> Terry Collins wrote:
>
> Latex
I must have got the wrong impression about this thread - I didn't think it
involved torture. ;) Markup is well and good for precise techies, but I
don't think Latex is an appropriate tool to drop on someone's desktop
(stories of Latex-friendly secretaries aside... umm, not that Latex).
> Another "solutions" my local school librarian had was a lookup system
> to enable teachers to find out who had what resources (big books,
> kits, etc). A terminal in each room going back to a server in the
> library.
>
> However, I think the biggest market is "home" users, who want a
> machine that can do dialup, email, WWW cruising and homework. (woops,
> games, scribble drawing, etc)
The sorts of things non-profits (and similarly, small businesses) need are
simple information processing machines. Most information processing is
suited to text/console interfaces - I grew up with a GUI, but I've yet to
see a well designed data-entry style application running under... well, any
GUI come to think of it (I'd love to be proved wrong by the way - please
tell me of any software you know that achieves this). I work with bookshops,
and their software is either DOS-based, or Frankensteinian in it's
conversion to GUIness.
Other posters are correct in saying the hardware is easily found. I have a
few boxes in my cupboard, a couple at work, and I can sit and wait until a
certain PHB I know gets sick of trying to make money on some old 486es!

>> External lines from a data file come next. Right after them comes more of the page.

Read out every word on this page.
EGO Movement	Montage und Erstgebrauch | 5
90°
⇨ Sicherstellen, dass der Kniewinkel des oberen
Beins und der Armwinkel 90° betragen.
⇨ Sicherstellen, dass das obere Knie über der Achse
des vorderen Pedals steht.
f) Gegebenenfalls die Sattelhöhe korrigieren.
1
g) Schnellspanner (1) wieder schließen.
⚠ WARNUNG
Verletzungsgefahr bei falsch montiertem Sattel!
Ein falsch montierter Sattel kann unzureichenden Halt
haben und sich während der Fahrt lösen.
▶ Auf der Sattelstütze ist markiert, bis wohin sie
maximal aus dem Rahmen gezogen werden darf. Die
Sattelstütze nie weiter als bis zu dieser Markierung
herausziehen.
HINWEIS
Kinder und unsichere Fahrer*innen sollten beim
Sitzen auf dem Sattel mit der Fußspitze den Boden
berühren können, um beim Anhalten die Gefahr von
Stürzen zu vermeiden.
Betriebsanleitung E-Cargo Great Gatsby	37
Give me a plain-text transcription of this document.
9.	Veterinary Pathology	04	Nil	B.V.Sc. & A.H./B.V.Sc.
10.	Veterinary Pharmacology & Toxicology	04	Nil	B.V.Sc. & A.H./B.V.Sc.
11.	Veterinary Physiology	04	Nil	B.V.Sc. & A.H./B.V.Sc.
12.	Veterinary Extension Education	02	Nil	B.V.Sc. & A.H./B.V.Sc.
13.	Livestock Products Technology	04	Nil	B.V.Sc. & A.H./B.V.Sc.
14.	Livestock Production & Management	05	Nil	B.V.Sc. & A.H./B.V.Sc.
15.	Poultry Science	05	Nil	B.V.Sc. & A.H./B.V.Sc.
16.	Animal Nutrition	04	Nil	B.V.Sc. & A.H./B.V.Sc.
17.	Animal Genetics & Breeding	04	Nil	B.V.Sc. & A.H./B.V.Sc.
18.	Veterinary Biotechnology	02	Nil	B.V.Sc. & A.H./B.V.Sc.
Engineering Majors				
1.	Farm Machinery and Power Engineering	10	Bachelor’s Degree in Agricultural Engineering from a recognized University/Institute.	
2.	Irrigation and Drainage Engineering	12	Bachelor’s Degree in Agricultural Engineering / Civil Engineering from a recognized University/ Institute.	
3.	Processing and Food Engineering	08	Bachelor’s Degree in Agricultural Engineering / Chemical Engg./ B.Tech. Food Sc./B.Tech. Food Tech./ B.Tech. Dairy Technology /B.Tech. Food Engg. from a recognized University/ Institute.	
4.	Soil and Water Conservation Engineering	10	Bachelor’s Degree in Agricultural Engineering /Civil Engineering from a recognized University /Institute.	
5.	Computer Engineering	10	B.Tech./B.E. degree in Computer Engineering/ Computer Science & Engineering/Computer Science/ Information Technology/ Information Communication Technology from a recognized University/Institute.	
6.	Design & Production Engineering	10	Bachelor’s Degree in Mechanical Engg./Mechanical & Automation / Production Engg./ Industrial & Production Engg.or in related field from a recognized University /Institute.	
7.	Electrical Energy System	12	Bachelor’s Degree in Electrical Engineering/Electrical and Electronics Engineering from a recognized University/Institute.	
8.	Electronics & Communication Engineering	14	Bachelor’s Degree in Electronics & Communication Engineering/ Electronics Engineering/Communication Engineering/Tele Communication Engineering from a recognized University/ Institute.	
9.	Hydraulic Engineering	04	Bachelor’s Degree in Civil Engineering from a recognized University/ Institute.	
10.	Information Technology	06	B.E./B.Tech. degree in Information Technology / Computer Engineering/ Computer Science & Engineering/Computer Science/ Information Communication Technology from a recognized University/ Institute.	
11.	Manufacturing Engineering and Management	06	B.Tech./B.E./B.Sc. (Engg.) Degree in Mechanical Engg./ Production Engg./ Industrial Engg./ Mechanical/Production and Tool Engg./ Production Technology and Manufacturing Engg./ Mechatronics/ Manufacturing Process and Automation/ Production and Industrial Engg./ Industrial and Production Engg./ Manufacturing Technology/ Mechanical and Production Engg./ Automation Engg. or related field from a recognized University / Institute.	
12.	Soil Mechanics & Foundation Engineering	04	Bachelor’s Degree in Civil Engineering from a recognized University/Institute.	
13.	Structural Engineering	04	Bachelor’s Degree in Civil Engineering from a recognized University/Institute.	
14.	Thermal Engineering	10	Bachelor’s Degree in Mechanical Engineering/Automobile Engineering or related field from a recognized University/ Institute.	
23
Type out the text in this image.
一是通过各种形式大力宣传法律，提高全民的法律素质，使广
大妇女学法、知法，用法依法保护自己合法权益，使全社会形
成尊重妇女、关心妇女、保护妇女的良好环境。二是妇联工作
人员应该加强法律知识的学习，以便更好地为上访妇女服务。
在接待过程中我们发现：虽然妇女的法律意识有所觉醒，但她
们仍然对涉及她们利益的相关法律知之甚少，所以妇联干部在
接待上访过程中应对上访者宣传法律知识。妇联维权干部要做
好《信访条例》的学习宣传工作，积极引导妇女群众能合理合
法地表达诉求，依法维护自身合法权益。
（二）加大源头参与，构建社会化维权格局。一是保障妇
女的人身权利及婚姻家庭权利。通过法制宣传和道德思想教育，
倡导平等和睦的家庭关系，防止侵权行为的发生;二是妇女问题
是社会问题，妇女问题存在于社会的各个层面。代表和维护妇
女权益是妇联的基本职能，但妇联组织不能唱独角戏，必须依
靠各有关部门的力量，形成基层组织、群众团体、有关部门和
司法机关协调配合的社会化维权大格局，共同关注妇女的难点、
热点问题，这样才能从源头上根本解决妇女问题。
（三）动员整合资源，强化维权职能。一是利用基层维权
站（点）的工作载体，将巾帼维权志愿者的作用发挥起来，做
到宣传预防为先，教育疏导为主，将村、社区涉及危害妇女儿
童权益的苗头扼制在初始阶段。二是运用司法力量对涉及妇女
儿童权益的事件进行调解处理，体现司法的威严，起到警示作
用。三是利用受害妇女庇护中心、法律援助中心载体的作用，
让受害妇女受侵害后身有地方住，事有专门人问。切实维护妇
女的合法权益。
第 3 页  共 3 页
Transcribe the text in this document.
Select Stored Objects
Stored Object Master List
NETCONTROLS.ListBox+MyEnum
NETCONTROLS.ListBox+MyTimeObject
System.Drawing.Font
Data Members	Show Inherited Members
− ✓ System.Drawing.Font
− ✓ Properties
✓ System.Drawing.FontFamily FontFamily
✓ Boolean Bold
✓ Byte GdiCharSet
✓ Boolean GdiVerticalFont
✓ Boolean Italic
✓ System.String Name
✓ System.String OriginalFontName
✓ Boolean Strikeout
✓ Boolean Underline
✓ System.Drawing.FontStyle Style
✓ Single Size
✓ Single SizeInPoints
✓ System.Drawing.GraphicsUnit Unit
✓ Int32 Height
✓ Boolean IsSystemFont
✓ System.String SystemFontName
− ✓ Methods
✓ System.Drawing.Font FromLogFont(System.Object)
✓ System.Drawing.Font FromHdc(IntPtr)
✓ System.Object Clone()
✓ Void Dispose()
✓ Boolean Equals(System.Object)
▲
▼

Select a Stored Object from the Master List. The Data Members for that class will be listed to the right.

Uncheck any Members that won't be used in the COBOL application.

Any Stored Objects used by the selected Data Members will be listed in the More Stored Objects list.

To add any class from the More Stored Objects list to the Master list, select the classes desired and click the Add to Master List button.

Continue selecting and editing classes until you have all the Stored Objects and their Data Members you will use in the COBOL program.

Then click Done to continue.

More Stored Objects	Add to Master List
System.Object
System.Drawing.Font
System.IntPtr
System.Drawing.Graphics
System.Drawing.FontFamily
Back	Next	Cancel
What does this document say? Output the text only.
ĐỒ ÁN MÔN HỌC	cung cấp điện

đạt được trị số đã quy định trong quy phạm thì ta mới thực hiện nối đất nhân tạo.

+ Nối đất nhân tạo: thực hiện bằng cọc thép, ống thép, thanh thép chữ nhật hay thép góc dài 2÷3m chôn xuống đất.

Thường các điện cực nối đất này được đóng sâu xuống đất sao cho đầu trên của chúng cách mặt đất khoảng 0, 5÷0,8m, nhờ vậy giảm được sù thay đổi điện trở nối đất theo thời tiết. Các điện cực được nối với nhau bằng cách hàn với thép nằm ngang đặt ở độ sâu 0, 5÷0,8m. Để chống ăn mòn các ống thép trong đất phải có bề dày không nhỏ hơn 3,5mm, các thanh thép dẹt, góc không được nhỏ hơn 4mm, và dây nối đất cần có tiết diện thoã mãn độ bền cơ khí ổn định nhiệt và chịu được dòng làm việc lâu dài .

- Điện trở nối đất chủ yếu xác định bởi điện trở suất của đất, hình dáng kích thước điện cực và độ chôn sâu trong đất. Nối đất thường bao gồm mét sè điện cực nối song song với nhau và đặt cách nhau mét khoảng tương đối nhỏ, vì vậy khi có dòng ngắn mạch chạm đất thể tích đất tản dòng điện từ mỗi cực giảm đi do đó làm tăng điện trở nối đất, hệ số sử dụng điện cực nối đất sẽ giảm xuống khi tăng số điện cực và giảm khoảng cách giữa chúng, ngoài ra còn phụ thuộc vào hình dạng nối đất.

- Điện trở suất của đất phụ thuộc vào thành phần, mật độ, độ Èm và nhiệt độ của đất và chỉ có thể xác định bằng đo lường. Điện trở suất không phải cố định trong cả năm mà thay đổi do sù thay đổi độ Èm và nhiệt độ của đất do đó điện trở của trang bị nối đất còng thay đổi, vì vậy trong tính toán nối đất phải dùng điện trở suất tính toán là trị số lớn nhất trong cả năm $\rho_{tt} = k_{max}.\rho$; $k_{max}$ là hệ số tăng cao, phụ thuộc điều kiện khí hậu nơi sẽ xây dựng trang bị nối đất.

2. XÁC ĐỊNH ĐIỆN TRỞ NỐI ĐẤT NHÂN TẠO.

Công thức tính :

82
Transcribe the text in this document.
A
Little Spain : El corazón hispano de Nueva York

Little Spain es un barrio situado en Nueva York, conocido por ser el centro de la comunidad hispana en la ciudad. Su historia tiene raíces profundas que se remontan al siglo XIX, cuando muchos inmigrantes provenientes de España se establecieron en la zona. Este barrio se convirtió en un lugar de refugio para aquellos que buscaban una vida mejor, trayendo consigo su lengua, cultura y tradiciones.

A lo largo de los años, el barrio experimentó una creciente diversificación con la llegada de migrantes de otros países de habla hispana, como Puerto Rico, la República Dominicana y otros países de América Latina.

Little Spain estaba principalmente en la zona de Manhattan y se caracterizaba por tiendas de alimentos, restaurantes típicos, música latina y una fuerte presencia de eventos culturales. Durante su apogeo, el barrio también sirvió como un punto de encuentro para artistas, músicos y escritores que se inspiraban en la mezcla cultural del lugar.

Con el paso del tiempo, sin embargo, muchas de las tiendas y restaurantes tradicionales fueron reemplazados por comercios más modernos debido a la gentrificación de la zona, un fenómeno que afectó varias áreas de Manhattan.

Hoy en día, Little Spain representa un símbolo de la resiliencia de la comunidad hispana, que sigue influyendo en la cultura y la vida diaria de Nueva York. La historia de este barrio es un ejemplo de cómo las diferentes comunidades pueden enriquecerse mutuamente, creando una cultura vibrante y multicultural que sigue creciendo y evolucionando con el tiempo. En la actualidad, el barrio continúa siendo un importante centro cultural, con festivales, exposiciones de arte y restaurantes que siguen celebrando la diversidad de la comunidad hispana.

It *would* be easier to organise than an Installfest - walk in, make the
hardware work, install the software, connect the dots. The trouble is the
software. What's needed is a reasonably well-featured console word
processor, a data-storage application (phonebooks and the like), those sorts
of things. We have the email and browser software.
> If you think you can easily get hardware, then you advertise for
> clients and get the hardware as needed. Otherwise, you do it the other
> way around. I just tend to think that clients are easier to find.
"An example must be made." If a team of techies can find an appropriate
institution, give them a good kit of hardware and software to fill their
needs, and be fairly noisy about it, more will come forward.
You can't satisfy a bilnd man with a six million dollar painting. Similarly,
you can't drop a computer on someone's lap without thinking through a
solution. I'm interested to see where these discussions lead.